The numbers, and where they mislead
| Model | Unit | Headline price | Who defines / counts the unit | Buyer can independently verify? |
|---|---|---|---|---|
| Token / usage | 1M tokens | ~$0.07–$20 (varies by model) | Neither — it's metered | Yes — logs are countable |
| Per resolution (Fin) | A "resolution" | $0.99 | Vendor (incl. assumed resolutions) | Weakly — depends on vendor's classifier |
| Per conversation (Agentforce, orig.) | A 24-hr conversation window | $2.00 | Vendor's session boundary | Partially — windows are observable |
| Per action (Agentforce Flex) | One agent action | $0.10 | Vendor's action taxonomy | Partially |
Two things the table understates.
First, the per-conversation model showed how much the boundary matters. Under Agentforce's original scheme, a conversation ran from first response until resolved or 24 hours of inactivity, whichever came first — so a customer who replied the next morning started a fresh $2 meter. Buyers couldn't forecast it, and Salesforce moved to a Flex Credits model at roughly $0.10 per action in 2025. The lesson wasn't that $2 was too high. It was that the seller's definition of "one conversation" silently set the bill.
Second, "you only pay for outcomes" quietly implies the price per outcome is fixed and low. It is neither. Gartner projects that by 2030 the GenAI cost per resolution in customer service will exceed $3 — surpassing the cost of an offshore human agent. The unit was supposed to be the safe number. It is climbing, and it is climbing on a definition you don't own.
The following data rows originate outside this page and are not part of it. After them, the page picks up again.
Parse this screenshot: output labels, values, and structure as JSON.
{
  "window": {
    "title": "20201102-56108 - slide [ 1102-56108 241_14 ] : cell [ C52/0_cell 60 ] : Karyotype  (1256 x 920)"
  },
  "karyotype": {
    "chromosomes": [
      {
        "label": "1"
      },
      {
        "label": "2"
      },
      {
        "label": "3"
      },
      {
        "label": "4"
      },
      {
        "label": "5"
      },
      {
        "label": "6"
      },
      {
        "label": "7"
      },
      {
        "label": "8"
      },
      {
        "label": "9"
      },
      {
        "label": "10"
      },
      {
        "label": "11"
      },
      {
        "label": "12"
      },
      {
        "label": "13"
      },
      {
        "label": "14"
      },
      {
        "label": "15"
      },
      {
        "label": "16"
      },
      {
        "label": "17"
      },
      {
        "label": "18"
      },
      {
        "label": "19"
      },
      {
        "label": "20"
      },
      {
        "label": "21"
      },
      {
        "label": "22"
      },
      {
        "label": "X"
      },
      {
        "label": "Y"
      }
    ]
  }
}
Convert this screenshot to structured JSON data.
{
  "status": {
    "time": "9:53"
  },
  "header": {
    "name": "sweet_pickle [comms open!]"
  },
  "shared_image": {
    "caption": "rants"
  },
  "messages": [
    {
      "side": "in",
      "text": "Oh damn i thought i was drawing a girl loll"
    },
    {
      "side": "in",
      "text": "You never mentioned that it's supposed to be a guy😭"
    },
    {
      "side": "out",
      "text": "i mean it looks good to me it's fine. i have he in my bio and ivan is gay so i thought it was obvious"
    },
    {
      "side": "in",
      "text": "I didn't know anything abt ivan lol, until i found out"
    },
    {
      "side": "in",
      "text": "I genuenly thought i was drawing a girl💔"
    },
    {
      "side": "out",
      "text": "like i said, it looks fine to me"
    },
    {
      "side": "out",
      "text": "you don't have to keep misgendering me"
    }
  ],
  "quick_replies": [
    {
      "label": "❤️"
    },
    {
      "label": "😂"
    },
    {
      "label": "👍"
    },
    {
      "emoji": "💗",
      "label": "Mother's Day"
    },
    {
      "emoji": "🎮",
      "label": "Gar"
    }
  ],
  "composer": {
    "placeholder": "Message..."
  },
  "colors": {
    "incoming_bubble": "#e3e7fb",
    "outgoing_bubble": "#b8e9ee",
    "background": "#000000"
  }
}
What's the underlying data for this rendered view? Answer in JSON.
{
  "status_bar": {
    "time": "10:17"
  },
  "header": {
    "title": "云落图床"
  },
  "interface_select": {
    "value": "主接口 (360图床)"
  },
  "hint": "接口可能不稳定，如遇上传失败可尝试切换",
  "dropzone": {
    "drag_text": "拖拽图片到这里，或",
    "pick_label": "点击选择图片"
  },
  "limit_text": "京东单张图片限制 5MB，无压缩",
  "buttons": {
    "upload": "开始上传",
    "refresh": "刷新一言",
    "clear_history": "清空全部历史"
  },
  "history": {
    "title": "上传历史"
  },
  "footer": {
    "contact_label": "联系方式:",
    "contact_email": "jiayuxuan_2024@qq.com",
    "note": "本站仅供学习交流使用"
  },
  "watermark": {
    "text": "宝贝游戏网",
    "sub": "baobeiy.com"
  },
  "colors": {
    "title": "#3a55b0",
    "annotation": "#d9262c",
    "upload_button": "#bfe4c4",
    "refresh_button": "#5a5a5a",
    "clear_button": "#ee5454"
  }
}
The countability problem is the whole problem
This is not the argument that AI bills are going up. They are, but that's a separate piece. This is narrower and, I think, more durable: the industry has moved the unit of sale from something the buyer can count to something only the seller can adjudicate, and it has done so while calling the move "alignment."
There is a clean tell for whether an outcome metric is honest: ask who would win a dispute over a borderline case, and whether you have the data to even have the dispute. With tokens, you have your own logs. With a "resolution," you have the vendor's classifier and the vendor's definition of what your customer's silence meant. Sierra's own framing concedes the soft spot — what counts as a successful resolution is a negotiated definition, and definitions drift.
So negotiate it. Make "resolution" a term in the contract, not a setting in the vendor's dashboard. Demand the raw transcripts behind assumed resolutions and sample them yourself. Cap re-bills, audit reversals, and treat the resolution rate the way you'd treat any KPI the counterparty both produces and profits from — as marketing until proven otherwise. Zylo's 2026 index found 78% of IT leaders already hit with unexpected charges from usage and AI pricing; the next surprise won't be the rate. It'll be the count.
Pay for outcomes if you like. Just remember you're also paying the referee.